Saturday, March 04, 2017

O Pacote Real


Pedro J. Bondaczuk


O País ainda tenta digerir as indigestas e impopulares 51 medidas do pacote econômico imposto pelo governo do presidente Fernando Henrique Cardoso, na última segunda-feira, com o propósito declarado de manter a estabilidade do Real, diante dos ataques dos especuladores internacionais à nossa moeda.

Desta vez, o Brasil foi atingido em cheio pela quebra nas bolsas de valores dos principais centros financeiros mundiais, em especial os da Ásia, ao contrário do que havia ocorrido quando das crises no México e na Malásia. À primeira vista, ninguém vai escapar de dar compulsoriamente a sua parcela de sacrifício, uns mais e outros menos, para evitar o pior. Ou seja, a volta da inflação de dois ou quem sabe até de três dígitos ou mais.

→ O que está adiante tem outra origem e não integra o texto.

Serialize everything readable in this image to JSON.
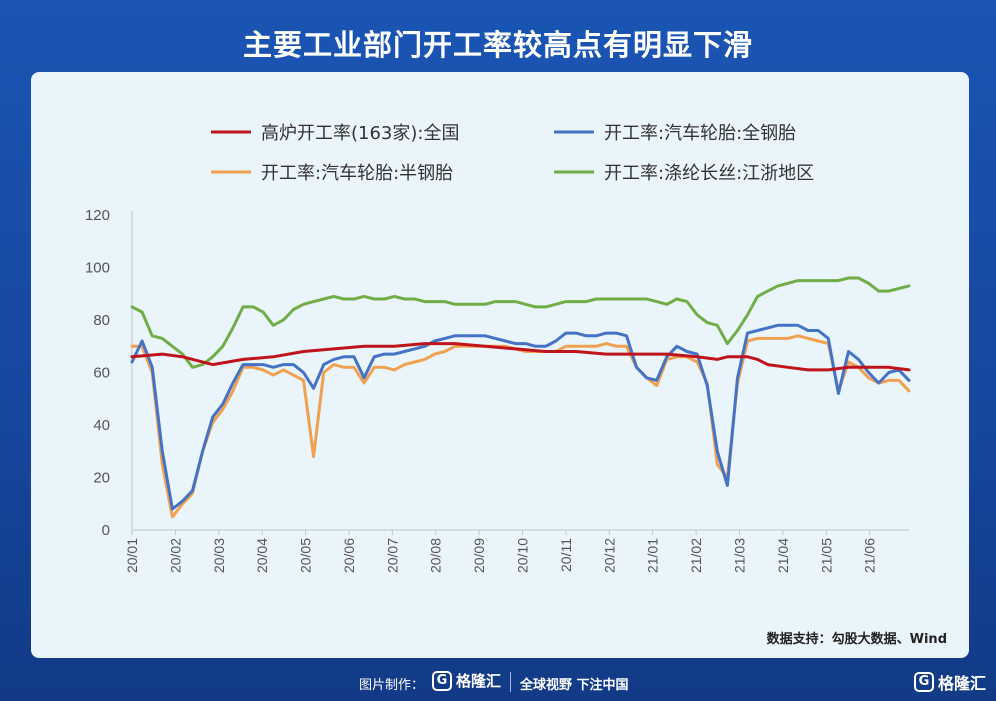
{
  "title": "主要工业部门开工率较高点有明显下滑",
  "source_text": "数据支持：勾股大数据、Wind",
  "footer": {
    "made_by": "图片制作：",
    "brand": "格隆汇",
    "slogan": "全球视野 下注中国",
    "corner_brand": "格隆汇"
  },
  "colors": {
    "series_red": "#c0141c",
    "series_blue": "#4472c4",
    "series_orange": "#f0a150",
    "series_green": "#70ad47"
  },
  "chart_data": {
    "type": "line",
    "ylim": [
      0,
      120
    ],
    "yticks": [
      0,
      20,
      40,
      60,
      80,
      100,
      120
    ],
    "xlim": [
      0,
      77
    ],
    "xtick_positions": [
      0,
      4.3,
      8.6,
      12.9,
      17.2,
      21.5,
      25.8,
      30.1,
      34.4,
      38.7,
      43.0,
      47.3,
      51.6,
      55.9,
      60.2,
      64.5,
      68.8,
      73.1
    ],
    "xtick_labels": [
      "20/01",
      "20/02",
      "20/03",
      "20/04",
      "20/05",
      "20/06",
      "20/07",
      "20/08",
      "20/09",
      "20/10",
      "20/11",
      "20/12",
      "21/01",
      "21/02",
      "21/03",
      "21/04",
      "21/05",
      "21/06"
    ],
    "legend_placement": "top",
    "grid": false,
    "series": [
      {
        "name": "高炉开工率(163家):全国",
        "color_key": "series_red",
        "x": [
          0,
          3,
          5,
          8,
          11,
          14,
          17,
          20,
          23,
          26,
          29,
          32,
          35,
          38,
          41,
          44,
          47,
          50,
          53,
          56,
          58,
          59,
          60,
          61,
          62,
          63,
          65,
          67,
          69,
          71,
          73,
          75,
          77
        ],
        "values": [
          66,
          67,
          66,
          63,
          65,
          66,
          68,
          69,
          70,
          70,
          71,
          71,
          70,
          69,
          68,
          68,
          67,
          67,
          67,
          66,
          65,
          66,
          66,
          66,
          65,
          63,
          62,
          61,
          61,
          62,
          62,
          62,
          61
        ]
      },
      {
        "name": "开工率:汽车轮胎:全钢胎",
        "color_key": "series_blue",
        "x": [
          0,
          1,
          2,
          3,
          4,
          5,
          6,
          7,
          8,
          9,
          10,
          11,
          12,
          13,
          14,
          15,
          16,
          17,
          18,
          19,
          20,
          21,
          22,
          23,
          24,
          25,
          26,
          27,
          28,
          29,
          30,
          31,
          32,
          33,
          34,
          35,
          36,
          37,
          38,
          39,
          40,
          41,
          42,
          43,
          44,
          45,
          46,
          47,
          48,
          49,
          50,
          51,
          52,
          53,
          54,
          55,
          56,
          57,
          58,
          59,
          60,
          61,
          62,
          63,
          64,
          65,
          66,
          67,
          68,
          69,
          70,
          71,
          72,
          73,
          74,
          75,
          76,
          77
        ],
        "values": [
          64,
          72,
          62,
          30,
          8,
          11,
          15,
          30,
          43,
          48,
          56,
          63,
          63,
          63,
          62,
          63,
          63,
          60,
          54,
          63,
          65,
          66,
          66,
          58,
          66,
          67,
          67,
          68,
          69,
          70,
          72,
          73,
          74,
          74,
          74,
          74,
          73,
          72,
          71,
          71,
          70,
          70,
          72,
          75,
          75,
          74,
          74,
          75,
          75,
          74,
          62,
          58,
          57,
          66,
          70,
          68,
          67,
          55,
          30,
          17,
          58,
          75,
          76,
          77,
          78,
          78,
          78,
          76,
          76,
          73,
          52,
          68,
          65,
          60,
          56,
          60,
          61,
          57
        ]
      },
      {
        "name": "开工率:汽车轮胎:半钢胎",
        "color_key": "series_orange",
        "x": [
          0,
          1,
          2,
          3,
          4,
          5,
          6,
          7,
          8,
          9,
          10,
          11,
          12,
          13,
          14,
          15,
          16,
          17,
          18,
          19,
          20,
          21,
          22,
          23,
          24,
          25,
          26,
          27,
          28,
          29,
          30,
          31,
          32,
          33,
          34,
          35,
          36,
          37,
          38,
          39,
          40,
          41,
          42,
          43,
          44,
          45,
          46,
          47,
          48,
          49,
          50,
          51,
          52,
          53,
          54,
          55,
          56,
          57,
          58,
          59,
          60,
          61,
          62,
          63,
          64,
          65,
          66,
          67,
          68,
          69,
          70,
          71,
          72,
          73,
          74,
          75,
          76,
          77
        ],
        "values": [
          70,
          70,
          60,
          25,
          5,
          10,
          14,
          30,
          41,
          46,
          53,
          62,
          62,
          61,
          59,
          61,
          59,
          57,
          28,
          60,
          63,
          62,
          62,
          56,
          62,
          62,
          61,
          63,
          64,
          65,
          67,
          68,
          70,
          70,
          70,
          70,
          70,
          70,
          69,
          68,
          68,
          68,
          68,
          70,
          70,
          70,
          70,
          71,
          70,
          70,
          62,
          58,
          55,
          65,
          66,
          66,
          64,
          56,
          25,
          20,
          56,
          72,
          73,
          73,
          73,
          73,
          74,
          73,
          72,
          71,
          53,
          64,
          62,
          58,
          56,
          57,
          57,
          53
        ]
      },
      {
        "name": "开工率:涤纶长丝:江浙地区",
        "color_key": "series_green",
        "x": [
          0,
          1,
          2,
          3,
          4,
          5,
          6,
          7,
          8,
          9,
          10,
          11,
          12,
          13,
          14,
          15,
          16,
          17,
          18,
          19,
          20,
          21,
          22,
          23,
          24,
          25,
          26,
          27,
          28,
          29,
          30,
          31,
          32,
          33,
          34,
          35,
          36,
          37,
          38,
          39,
          40,
          41,
          42,
          43,
          44,
          45,
          46,
          47,
          48,
          49,
          50,
          51,
          52,
          53,
          54,
          55,
          56,
          57,
          58,
          59,
          60,
          61,
          62,
          63,
          64,
          65,
          66,
          67,
          68,
          69,
          70,
          71,
          72,
          73,
          74,
          75,
          76,
          77
        ],
        "values": [
          85,
          83,
          74,
          73,
          70,
          67,
          62,
          63,
          66,
          70,
          77,
          85,
          85,
          83,
          78,
          80,
          84,
          86,
          87,
          88,
          89,
          88,
          88,
          89,
          88,
          88,
          89,
          88,
          88,
          87,
          87,
          87,
          86,
          86,
          86,
          86,
          87,
          87,
          87,
          86,
          85,
          85,
          86,
          87,
          87,
          87,
          88,
          88,
          88,
          88,
          88,
          88,
          87,
          86,
          88,
          87,
          82,
          79,
          78,
          71,
          76,
          82,
          89,
          91,
          93,
          94,
          95,
          95,
          95,
          95,
          95,
          96,
          96,
          94,
          91,
          91,
          92,
          93
        ]
      }
    ]
  }
}
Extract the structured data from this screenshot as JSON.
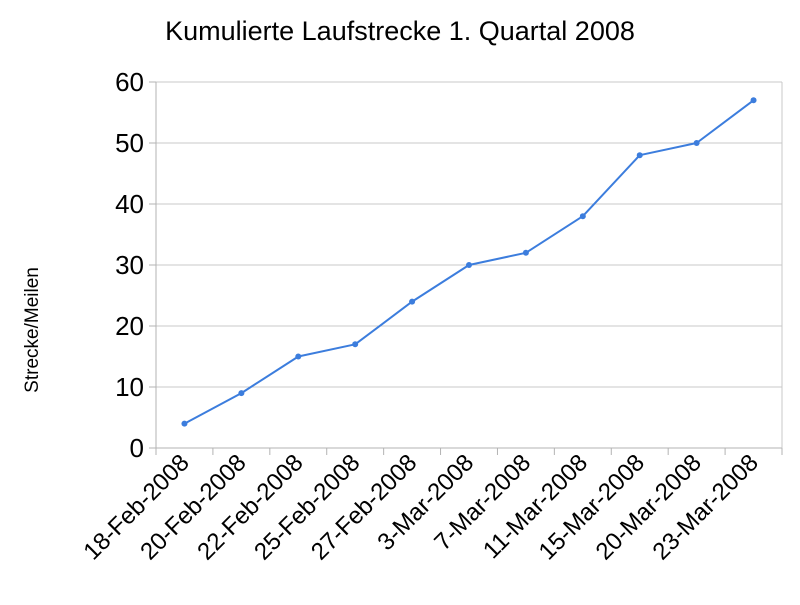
{
  "chart_data": {
    "type": "line",
    "title": "Kumulierte Laufstrecke 1. Quartal 2008",
    "xlabel": "",
    "ylabel": "Strecke/Meilen",
    "categories": [
      "18-Feb-2008",
      "20-Feb-2008",
      "22-Feb-2008",
      "25-Feb-2008",
      "27-Feb-2008",
      "3-Mar-2008",
      "7-Mar-2008",
      "11-Mar-2008",
      "15-Mar-2008",
      "20-Mar-2008",
      "23-Mar-2008"
    ],
    "series": [
      {
        "values": [
          4,
          9,
          15,
          17,
          24,
          30,
          32,
          38,
          48,
          50,
          57
        ]
      }
    ],
    "ylim": [
      0,
      60
    ],
    "yticks": [
      0,
      10,
      20,
      30,
      40,
      50,
      60
    ],
    "grid": true,
    "legend": "none",
    "line_color": "#3c7ddd",
    "grid_color": "#c8c8c8"
  }
}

Ainda é cedo para uma análise serena e objetiva das conseqüências das medidas, que à primeira vista, têm forte componente recessivo, com tendências a acentuar o desemprego --- principalmente no funcionalismo público e na indústria --- e dessa forma agravar a tensão social que já não é pequena. Além disso, embora os economistas discordem sobre a intensidade, as taxas de inflação deverão crescer, corroendo ainda mais o poder aquisitivo já irrisório dos trabalhadores e aposentados que, além disso, vão pagar mais imposto de renda na fonte.

Os brasileiros esperavam que nesta era do Real não seriam nunca mais surpreendidos por pacotes. Estavam errados. E o "presente de grego" chega em péssima hora, às vésperas do Natal, que neste ano, ao que tudo indica, será sumamente austero, senão sombrio.

Boa parte da culpa do que está acontecendo deve ser atribuída ao próprio governo, que não soube gerir a sua base de sustentação no Congresso, para que as indispensáveis reformas fossem aprovadas ainda nesta legislatura. Só elas têm condição de garantir a estabilidade monetária, sem os sobressaltos de agora.

Ademais, os gastos públicos continuam tão altos, senão maiores, do que de outras administrações. E, pior, tais despesas não se concentram em setores essenciais, como saúde, educação e segurança. Continua havendo desperdício e má gestão dos recursos, por si sós insuficientes para satisfazer todas as necessidades.

O Real tem o seu valor garantido pelo que se convencionou chamar de "âncora cambial". Ou seja, a reserva de moeda forte que o País possui. Tão logo ocorreu o crash nas bolsas, houve intensa procura por dólares por parte dos que sofreram perdas na Ásia, em Wall Street ou na Europa.

O governo, para evitar uma perigosa (e desastrosa) evasão dessa divisa, praticamente dobrou as taxas de juros dos papéis de sua dívida no mercado. Os títulos, lógico, passaram a ser atrativos. Sua procura, como era de se esperar, aumentou e as reservas monetárias voltaram a crescer. No entanto, o endividamento público foi às alturas, em questão de horas. Se nada fosse feito, haveria uma incontrolável explosão inflacionária e o Plano Real viria todo abaixo (embora nada garanta que ainda não possa desmoronar).

Mais uma vez, a classe média foi a escolhida para pagar o pato. O governo espera arrecadar, com as 51 medidas, algo em torno de R$ 20 bilhões de reais, o tanto que a dívida interna deve aumentar com a elevação dos juros. Ou seja, passamos todos a trabalhar para ressarcir as perdas dos especuladores nas bolsas asiáticas.

Essa é a conseqüência direta da globalização da economia. Só os prejuízos são globalizados. Os lucros... Bem, estes nunca vêm para quem produz e, portanto, para quem gera as riquezas. Ainda assim, o remédio, embora amargo, pode ser eficaz (é o que todos esperam). Resta saber se quem irá aplicá-lo terá o bom senso de acertar na dose, para não "intoxicar" o paciente. Tomara que dê certo.

(Texto escrito em 10 de novembro de 1997 e publicado como editorial na Folha do Taquaral).